Pourtant, nombreux sont les analystes qui voient dans son nouveau livre « Capital et idéologie » davantage un programme politique radical visant à mettre au pas le capitalisme qu'un ouvrage d’économie scientifique. D’autres voient les mesures préconisées comme ayant des effets catastrophiques si elles étaient appliquées, ennemies notamment de l’esprit d’entreprise et de l’innovation. 

Toutes les sociétés humaines ont besoin de justifier leurs inégalités : il faut leur trouver des raisons, faute de quoi c’est l’ensemble de l’édifice politique et social qui menace de s’effondrer. Les idéologies du passé, si on les étudie de près, ne sont à cet égard pas toujours plus folles que celles du présent. Cette idéologie peut changer : aux sociétés « trifonctionnelles » (clergé, noblesse, travailleurs) ont succédé les sociétés « propriétaristes » (Etat rationnel + droit sacralisé de la propriété), avec leurs dérives esclavagistes et coloniales. Les sociétés communistes ont échoué à cause de leur étouffant pouvoir centralisé. En Occident, les sociaux-démocrates ont fait baisser les inégalités au XXe siècle, mais l’idéologie reaganienne les a fait resurgir. D’où une concentration de la propriété inouïe, nuisible au collectif.

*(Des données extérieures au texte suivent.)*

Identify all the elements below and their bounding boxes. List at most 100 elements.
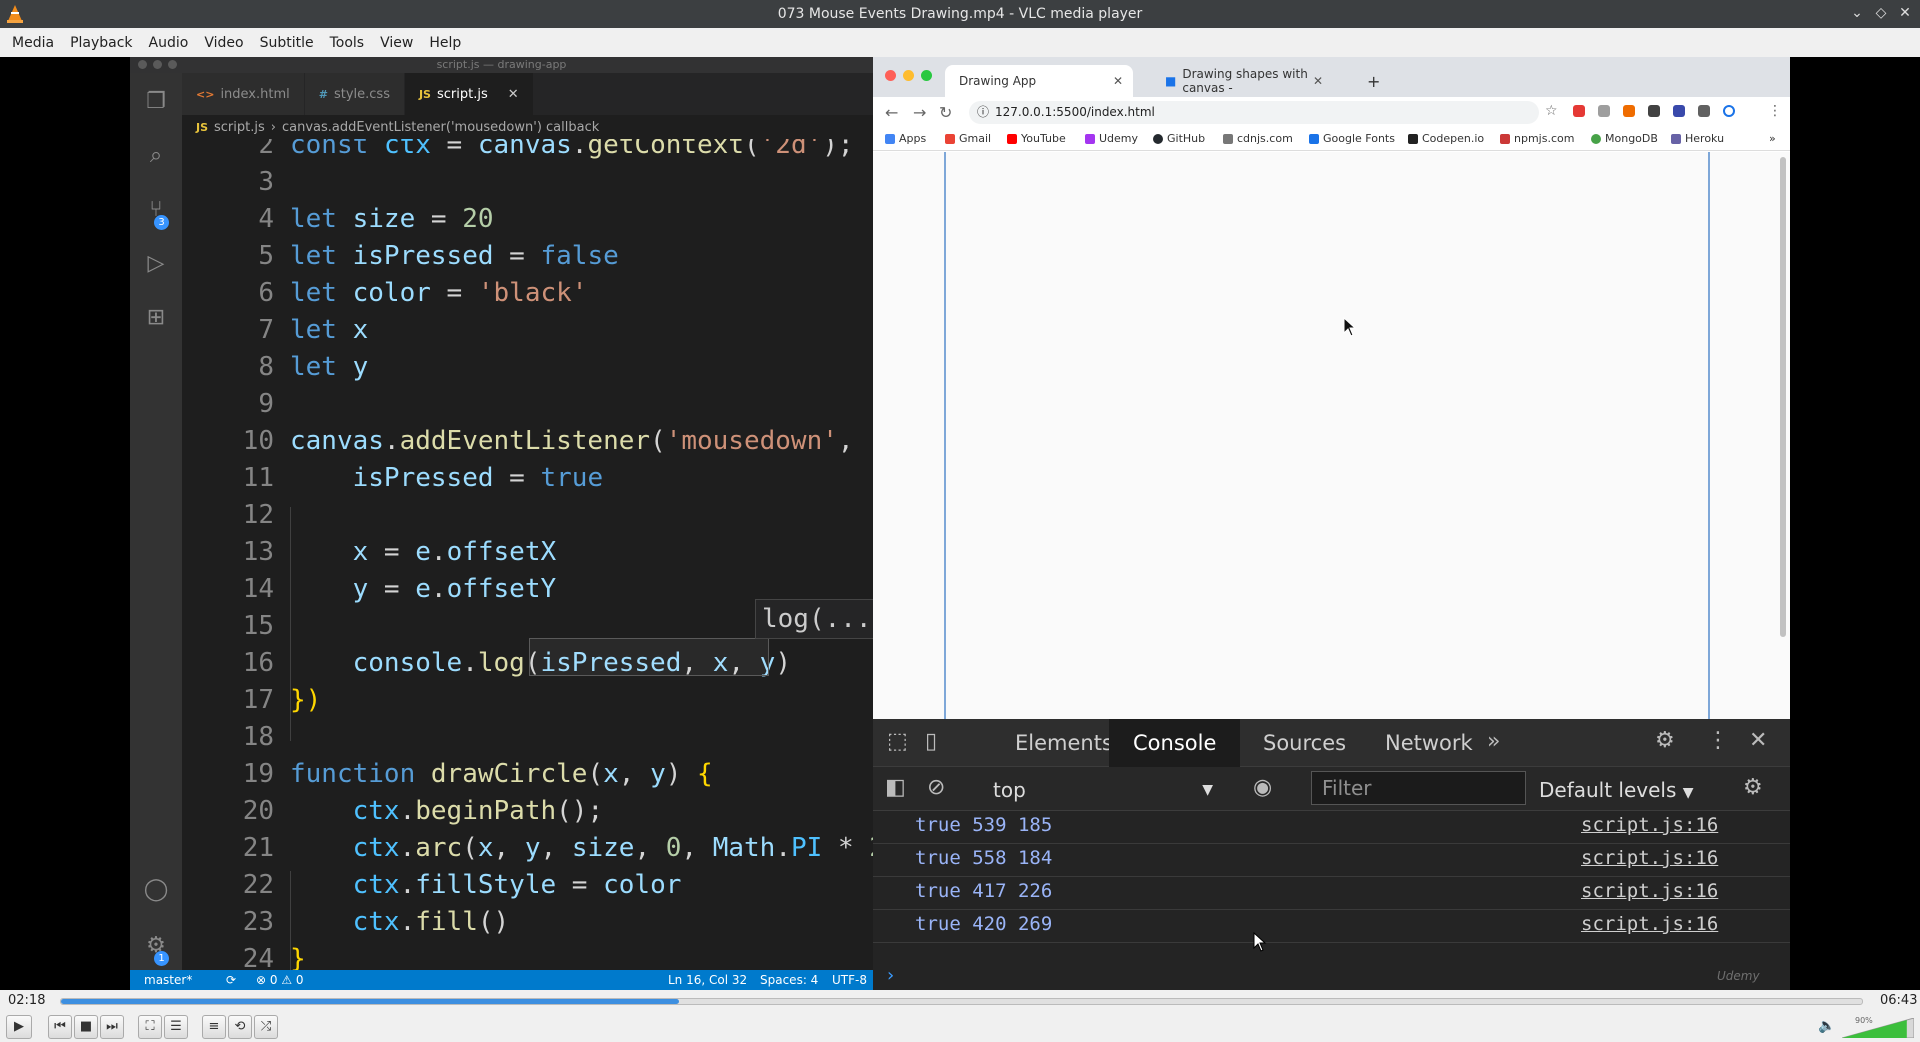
more-bookmarks-icon[interactable]: » (1769, 132, 1776, 145)
menu-tools[interactable]: Tools (322, 35, 373, 51)
source-link[interactable]: script.js:16 (1581, 814, 1718, 836)
tab-style-css[interactable]: # style.css (304, 73, 405, 115)
encoding[interactable]: UTF-8 (832, 973, 867, 987)
play-button[interactable]: ▶ (6, 1015, 32, 1039)
breadcrumb-symbol[interactable]: canvas.addEventListener('mousedown') cal… (282, 120, 599, 135)
loop-button[interactable]: ⟲ (228, 1015, 252, 1039)
extension-icon[interactable] (1673, 105, 1685, 117)
bookmark-star-icon[interactable]: ☆ (1545, 103, 1558, 119)
console-toolbar: ◧ ⊘ top ▼ ◉ Filter Default levels ▼ ⚙ (873, 767, 1790, 811)
log-levels-dropdown[interactable]: Default levels ▼ (1539, 775, 1694, 808)
source-link[interactable]: script.js:16 (1581, 913, 1718, 935)
seek-slider[interactable] (60, 998, 1863, 1005)
more-tabs-icon[interactable]: » (1487, 729, 1500, 754)
inspect-element-icon[interactable]: ⬚ (887, 729, 908, 754)
bookmark-apps[interactable]: Apps (885, 132, 926, 145)
more-options-icon[interactable]: ⋮ (1707, 728, 1729, 753)
tab-sources[interactable]: Sources (1239, 719, 1370, 767)
url-field[interactable]: ⓘ 127.0.0.1:5500/index.html (969, 101, 1539, 124)
minimize-button[interactable]: ⌄ (1850, 4, 1864, 22)
tab-network[interactable]: Network (1361, 719, 1497, 767)
menu-media[interactable]: Media (4, 35, 62, 51)
bookmark-codepen[interactable]: Codepen.io (1408, 132, 1484, 145)
bookmark-udemy[interactable]: Udemy (1085, 132, 1138, 145)
video-frame[interactable]: script.js — drawing-app ❐ ⌕ ⑂ 3 ▷ ⊞ ◯ ⚙ … (0, 57, 1920, 990)
code-line: 6 let color = 'black' (258, 278, 588, 308)
zoom-dot-icon[interactable] (921, 70, 932, 81)
previous-button[interactable]: ⏮ (48, 1015, 72, 1039)
tab-console[interactable]: Console (1109, 719, 1241, 767)
breadcrumb-file[interactable]: script.js (214, 120, 265, 135)
extended-settings-button[interactable]: ☰ (164, 1015, 188, 1039)
menu-help[interactable]: Help (421, 35, 469, 51)
bookmark-npm[interactable]: npmjs.com (1500, 132, 1574, 145)
extension-icon[interactable] (1573, 105, 1585, 117)
problems-indicator[interactable]: ⊗ 0 ⚠ 0 (256, 973, 304, 987)
tab-script-js[interactable]: JS script.js ✕ (404, 73, 534, 115)
speaker-icon[interactable]: 🔈 (1818, 1018, 1835, 1034)
close-tab-icon[interactable]: ✕ (508, 87, 519, 102)
close-tab-icon[interactable]: ✕ (1113, 74, 1123, 88)
extension-icon[interactable] (1623, 105, 1635, 117)
fullscreen-button[interactable]: ⛶ (138, 1015, 162, 1039)
shuffle-button[interactable]: ⤮ (254, 1015, 278, 1039)
browser-tab-mdn[interactable]: ■ Drawing shapes with canvas - ✕ (1151, 65, 1333, 97)
puzzle-icon[interactable] (1698, 105, 1710, 117)
scrollbar[interactable] (1780, 157, 1786, 637)
close-devtools-icon[interactable]: ✕ (1749, 728, 1767, 753)
reload-icon[interactable]: ↻ (939, 103, 952, 122)
new-tab-button[interactable]: + (1359, 65, 1389, 97)
eye-icon[interactable]: ◉ (1253, 775, 1272, 800)
sidebar-toggle-icon[interactable]: ◧ (885, 775, 906, 800)
bookmark-gmail[interactable]: Gmail (945, 132, 991, 145)
stop-button[interactable]: ■ (74, 1015, 98, 1039)
more-menu-icon[interactable]: ⋮ (1768, 103, 1782, 119)
maximize-button[interactable]: ◇ (1874, 4, 1888, 22)
close-button[interactable]: ✕ (1898, 4, 1912, 22)
close-tab-icon[interactable]: ✕ (1313, 74, 1323, 88)
bookmark-github[interactable]: GitHub (1153, 132, 1205, 145)
code-line: 22 ctx.fillStyle = color (242, 870, 682, 900)
filter-input[interactable]: Filter (1311, 771, 1526, 805)
menu-audio[interactable]: Audio (141, 35, 197, 51)
playlist-button[interactable]: ≡ (202, 1015, 226, 1039)
volume-slider[interactable] (1842, 1018, 1914, 1038)
source-link[interactable]: script.js:16 (1581, 847, 1718, 869)
extension-icon[interactable] (1598, 105, 1610, 117)
bookmark-mongodb[interactable]: MongoDB (1591, 132, 1658, 145)
git-branch[interactable]: master* (144, 973, 192, 987)
page-viewport[interactable] (873, 152, 1790, 719)
console-prompt-icon[interactable]: › (887, 965, 894, 986)
code-editor[interactable]: 2 const ctx = canvas.getContext('2d'); 3 … (182, 139, 873, 975)
udemy-icon (1085, 133, 1095, 144)
indentation[interactable]: Spaces: 4 (760, 973, 818, 987)
menu-view[interactable]: View (372, 35, 421, 51)
tab-title: Drawing App (959, 74, 1037, 88)
source-link[interactable]: script.js:16 (1581, 880, 1718, 902)
clear-console-icon[interactable]: ⊘ (927, 775, 945, 800)
browser-tab-bar: Drawing App ✕ ■ Drawing shapes with canv… (873, 57, 1790, 97)
menu-subtitle[interactable]: Subtitle (252, 35, 322, 51)
menu-video[interactable]: Video (196, 35, 251, 51)
browser-tab-drawing-app[interactable]: Drawing App ✕ (945, 65, 1133, 97)
device-toolbar-icon[interactable]: ▯ (925, 729, 937, 754)
close-dot-icon[interactable] (885, 70, 896, 81)
forward-icon[interactable]: → (913, 103, 926, 122)
console-log-row: true 417 226 script.js:16 (873, 877, 1790, 910)
bookmark-youtube[interactable]: YouTube (1007, 132, 1066, 145)
back-icon[interactable]: ← (885, 103, 898, 122)
console-settings-gear-icon[interactable]: ⚙ (1743, 775, 1763, 800)
settings-gear-icon[interactable]: ⚙ (1655, 728, 1675, 753)
menu-playback[interactable]: Playback (62, 35, 140, 51)
tab-index-html[interactable]: <> index.html (182, 73, 305, 115)
bookmark-google-fonts[interactable]: Google Fonts (1309, 132, 1395, 145)
sync-icon[interactable]: ⟳ (226, 973, 236, 987)
next-button[interactable]: ⏭ (100, 1015, 124, 1039)
bookmark-heroku[interactable]: Heroku (1671, 132, 1724, 145)
minimize-dot-icon[interactable] (903, 70, 914, 81)
bookmark-cdnjs[interactable]: cdnjs.com (1223, 132, 1293, 145)
context-selector[interactable]: top ▼ (993, 775, 1233, 805)
cursor-position[interactable]: Ln 16, Col 32 (668, 973, 747, 987)
extension-icon[interactable] (1648, 105, 1660, 117)
profile-icon[interactable] (1723, 105, 1735, 117)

Thomas Piketty propose, par exemple, de remédier à ces inégalités par l'instauration d'un impôt sur la propriété fortement progressif (jusqu’à 90%) et la création d'un héritage pour tous. Il imagine ainsi que chacun reçoive à 25 ans une somme égale à 60% du patrimoine moyen (soit, dans un pays développé tel que la France, 120.000 euros).

Pour le journaliste économique Jean-Marc Vittori, qui voit dans l’ouvrage de Piketty un simple pamphlet anticapitaliste, le problème est que Piketty ne s'intéresse pas aux causes et aux effets économiques de la propriété. Significativement, il ne cite pas Pierre-Joseph Proudhon, l'un des intellectuels qui a pourtant le plus réfléchi à la propriété au XIXe siècle, connu pour avoir lancé « la propriété, c'est le vol », il avait rejeté ensuite « toute conclusion communiste » puis expliqué finalement que la propriété est « le triomphe de la liberté ».

À partir de données comparatives d’une ampleur inédite, « Capital et idéologie » retrace, dans une perspective tout à la fois économique, sociale, intellectuelle et politique, l’histoire et le devenir des régimes inégalitaires, depuis les sociétés trifonctionnelles et esclavagistes anciennes jusqu’aux sociétés postcoloniales et hypercapitalistes modernes, en passant par les sociétés propriétaristes, coloniales, communistes et sociales-démocrates. À l’encontre du récit hyperinégalitaire qui s’est imposé depuis les années 1980-1990, il montre que c’est le combat pour l’égalité et l’éducation, et non pas la sacralisation de la propriété, qui a permis le développement économique et le progrès humain.

En s’appuyant sur les leçons de l’histoire globale, Piketty croit possible de rompre avec le fatalisme qui nourrit les dérives identitaires actuelles et imaginer un socialisme participatif pour le XXIe siècle : un nouvel horizon égalitaire à visée universelle, une nouvelle idéologie de l’égalité, de la propriété sociale, de l’éducation et du partage des savoirs et des pouvoirs. 

Pour Olivier Passet, directeur de la recherche chez Xerfi, il y a curieusement un grand absent dans l’analyse de Piketty: la finance. Car, souligne-t-il, « le capital, pour Piketty, c’est d’abord le patrimoine détenu par les ménages, à travers toutes ses formes (immobilières, productives, financières), à sa valeur de marché. » Selon l’économiste-star, ce sont « les revenus d’intérêt, les loyers, les dividendes et surtout les plus-values qui jouent un rôle décisif dans la dynamique inégalitaire et de concentration des richesses. » Mais à en croire Xerfi, c’est un peu vite oublier l’impact, tout aussi décisif et majeur, de l’infrastructure financière, qui n’a cessé de se renforcer depuis la crise de 2008. Mais Olivier Passet le reconnaît : « le capital génère des distorsions de distribution, mais aussi - et peut-être surtout - des distorsions de pouvoir et d’influence. »

En écoutant les différents points de vue, on peut émettre des doutes sur les solutions préconisées par Thomas Piketty mais on ne peut passer sous silence sa très grande réussite : provoquer un débat essentiel.